Мелик-Мансур наполнил стаканы, отпил один и, протягивая другой Вардану, сказал:
— Как хорошо, что большая часть наших монастырей находится в глухих местах, среди гор и ущелий. Нигде нет столько мошенников и распутников, сколько в Вахаршапате. Нигде нет столько беспутных женщин, как здесь. Вот эта красотка, которая сейчас заходила сюда с видом скромницы, — любовница одного инока. Я когда-то думал, что монастырь — это оплот благочестия, но, пожив здесь, убедился в обратном. Своим поведением монахи сеют в народе неверие, развращают его. Здесь уже появляются ростки протестантства. Проходя по улицам, ты, вероятно, видел немало новых домов, и, если расследовать, кому они принадлежат, окажется — ими владеют люди, которые находятся в тесном родстве с монахами. Все они были раньше бедняками и разбогатели только благодаря монастырю. Признаться, меня глубоко возмущает, что здесь бросают на ветер сотни тысяч, в то время как нам дорога каждая копейка. Нам не хватает денег на самые необходимые нужды. В Константинополе патриарху нечем покрыть свои расходы: национальный сундук пуст, а на патриарха сейчас возложены такие задачи, что всякое промедление может причинить огромный ущерб нашей нации. К тому же я не вижу и тени согласия между константинопольским патриархом и Эчмиадзином. Манкуни потерял в Константинополе на биржевых операциях двадцать пять тысяч. Я слышал, что на этих днях он послал туда еще тридцать тысяч, но с какой целью — одному дьяволу известно, а армянский патриарх, единственный дельный человек, не имеет за душой ни копейки…
— Это вино, кажется, немного прокисло, — перебил его Вардан.
— Ты не слушаешь меня, — с огорчением заметил Мелик-Мансур.
— Я слышал, ты сказал, что у патриарха нет денег!

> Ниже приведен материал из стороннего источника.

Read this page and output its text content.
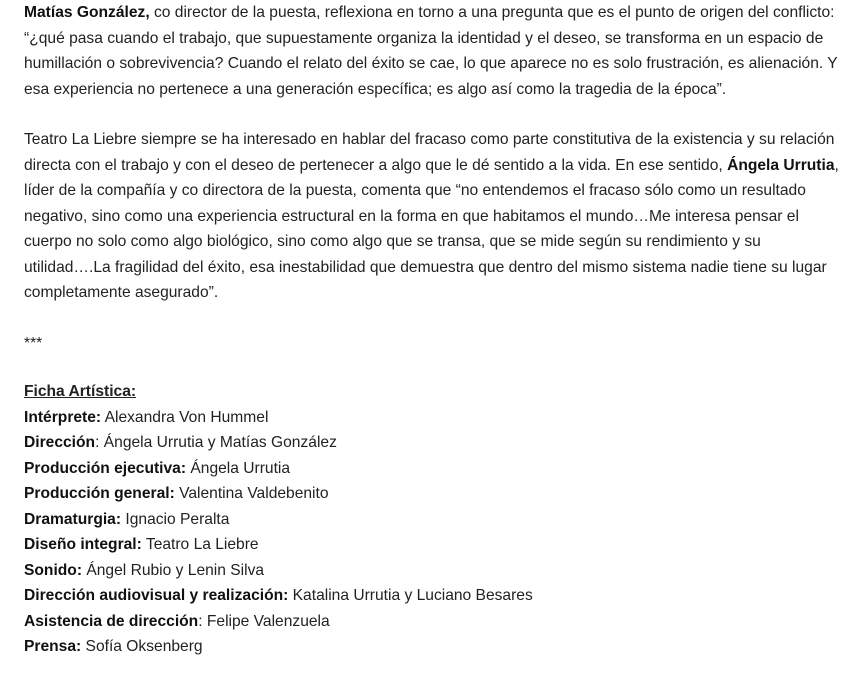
Matías González, co director de la puesta, reflexiona en torno a una pregunta que es el punto de origen del conflicto: “¿qué pasa cuando el trabajo, que supuestamente organiza la identidad y el deseo, se transforma en un espacio de humillación o sobrevivencia? Cuando el relato del éxito se cae, lo que aparece no es solo frustración, es alienación. Y esa experiencia no pertenece a una generación específica; es algo así como la tragedia de la época”.

Teatro La Liebre siempre se ha interesado en hablar del fracaso como parte constitutiva de la existencia y su relación directa con el trabajo y con el deseo de pertenecer a algo que le dé sentido a la vida. En ese sentido, Ángela Urrutia, líder de la compañía y co directora de la puesta, comenta que “no entendemos el fracaso sólo como un resultado negativo, sino como una experiencia estructural en la forma en que habitamos el mundo…Me interesa pensar el cuerpo no solo como algo biológico, sino como algo que se transa, que se mide según su rendimiento y su utilidad….La fragilidad del éxito, esa inestabilidad que demuestra que dentro del mismo sistema nadie tiene su lugar completamente asegurado”.

***

Ficha Artística:

Intérprete: Alexandra Von Hummel

Dirección: Ángela Urrutia y Matías González

Producción ejecutiva: Ángela Urrutia

Producción general: Valentina Valdebenito

Dramaturgia: Ignacio Peralta

Diseño integral: Teatro La Liebre

Sonido: Ángel Rubio y Lenin Silva

Dirección audiovisual y realización: Katalina Urrutia y Luciano Besares

Asistencia de dirección: Felipe Valenzuela

Prensa: Sofía Oksenberg
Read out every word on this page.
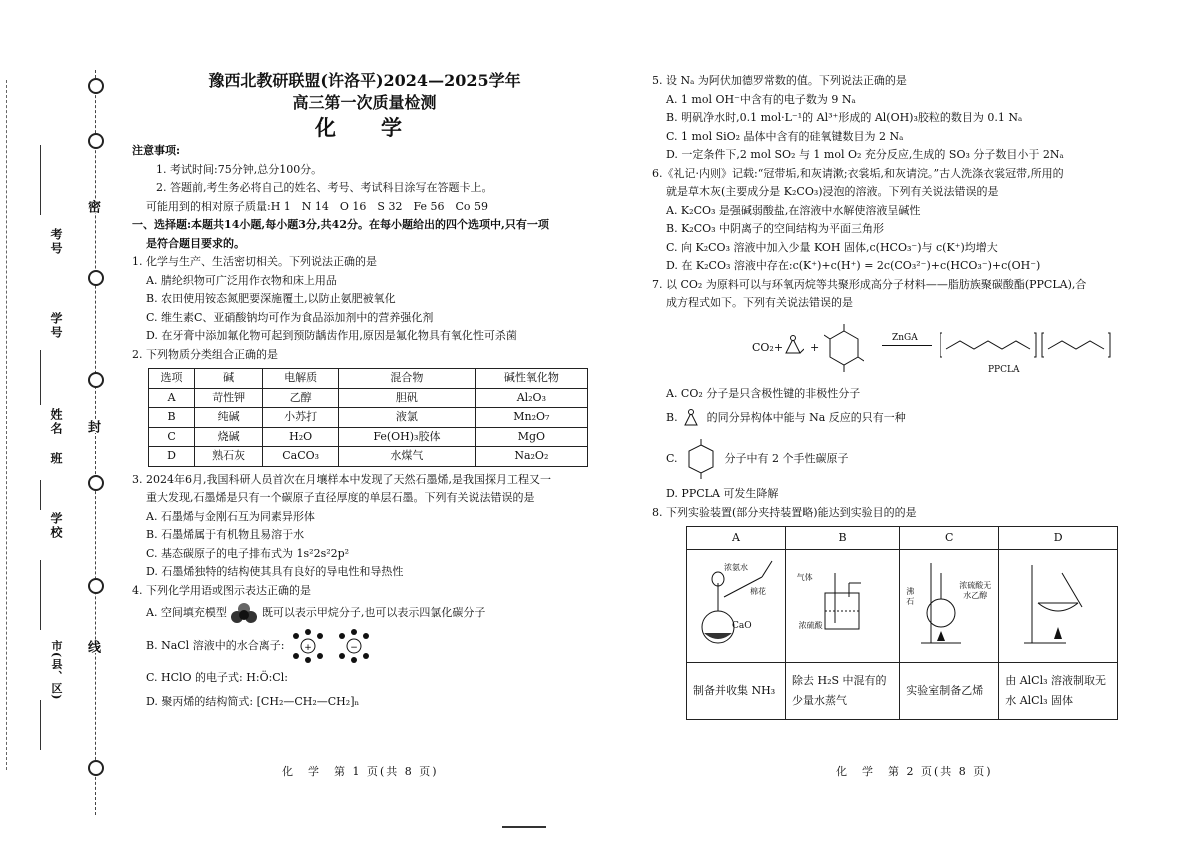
密
封
线
考号
学号
姓名
班
学校
市(县、区)

豫西北教研联盟(许洛平)2024—2025学年

高三第一次质量检测

化　学

注意事项:

1. 考试时间:75分钟,总分100分。

2. 答题前,考生务必将自己的姓名、考号、考试科目涂写在答题卡上。

可能用到的相对原子质量:H 1　N 14　O 16　S 32　Fe 56　Co 59

一、选择题:本题共14小题,每小题3分,共42分。在每小题给出的四个选项中,只有一项

是符合题目要求的。

1. 化学与生产、生活密切相关。下列说法正确的是

A. 腈纶织物可广泛用作衣物和床上用品

B. 农田使用铵态氮肥要深施覆土,以防止氨肥被氧化

C. 维生素C、亚硝酸钠均可作为食品添加剂中的营养强化剂

D. 在牙膏中添加氟化物可起到预防龋齿作用,原因是氟化物具有氧化性可杀菌

2. 下列物质分类组合正确的是

选项	碱	电解质	混合物	碱性氧化物
A	苛性钾	乙醇	胆矾	Al₂O₃
B	纯碱	小苏打	液氯	Mn₂O₇
C	烧碱	H₂O	Fe(OH)₃胶体	MgO
D	熟石灰	CaCO₃	水煤气	Na₂O₂

3. 2024年6月,我国科研人员首次在月壤样本中发现了天然石墨烯,是我国探月工程又一

重大发现,石墨烯是只有一个碳原子直径厚度的单层石墨。下列有关说法错误的是

A. 石墨烯与金刚石互为同素异形体

B. 石墨烯属于有机物且易溶于水

C. 基态碳原子的电子排布式为 1s²2s²2p²

D. 石墨烯独特的结构使其具有良好的导电性和导热性

4. 下列化学用语或图示表达正确的是

A. 空间填充模型	既可以表示甲烷分子,也可以表示四氯化碳分子

B. NaCl 溶液中的水合离子: +	−

C. HClO 的电子式: H:Ö:Cl:

D. 聚丙烯的结构简式: [CH₂—CH₂—CH₂]ₙ

化　学　第 1 页(共 8 页)

5. 设 Nₐ 为阿伏加德罗常数的值。下列说法正确的是

A. 1 mol OH⁻中含有的电子数为 9 Nₐ

B. 明矾净水时,0.1 mol·L⁻¹的 Al³⁺形成的 Al(OH)₃胶粒的数目为 0.1 Nₐ

C. 1 mol SiO₂ 晶体中含有的硅氧键数目为 2 Nₐ

D. 一定条件下,2 mol SO₂ 与 1 mol O₂ 充分反应,生成的 SO₃ 分子数目小于 2Nₐ

6.《礼记·内则》记载:“冠带垢,和灰请漱;衣裳垢,和灰请浣。”古人洗涤衣裳冠带,所用的

就是草木灰(主要成分是 K₂CO₃)浸泡的溶液。下列有关说法错误的是

A. K₂CO₃ 是强碱弱酸盐,在溶液中水解使溶液呈碱性

B. K₂CO₃ 中阴离子的空间结构为平面三角形

C. 向 K₂CO₃ 溶液中加入少量 KOH 固体,c(HCO₃⁻)与 c(K⁺)均增大

D. 在 K₂CO₃ 溶液中存在:c(K⁺)+c(H⁺) = 2c(CO₃²⁻)+c(HCO₃⁻)+c(OH⁻)

7. 以 CO₂ 为原料可以与环氧丙烷等共聚形成高分子材料——脂肪族聚碳酸酯(PPCLA),合

成方程式如下。下列有关说法错误的是

CO₂+ +
ZnGA
PPCLA

A. CO₂ 分子是只含极性键的非极性分子

B.	的同分异构体中能与 Na 反应的只有一种

C.	分子中有 2 个手性碳原子

D. PPCLA 可发生降解

8. 下列实验装置(部分夹持装置略)能达到实验目的的是

A	B	C	D

浓氨水
棉花
CaO	气体
浓硫酸	沸石
浓硫酸无水乙醇

制备并收集 NH₃	除去 H₂S 中混有的少量水蒸气	实验室制备乙烯	由 AlCl₃ 溶液制取无水 AlCl₃ 固体
化　学　第 2 页(共 8 页)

— Почему ты так равнодушно говоришь?
— А что говорить, когда мне ясно одно: нация, которая возлагает все свои надежды на духовенство, обречена на гибель.
В комнате опять неслышно появилась молодая женщина; она поставила на стол поднос с завтраком. На этот раз свободно накинутый головной убор позволял видеть не только глаза и брови, но и нежные пунцовые губы.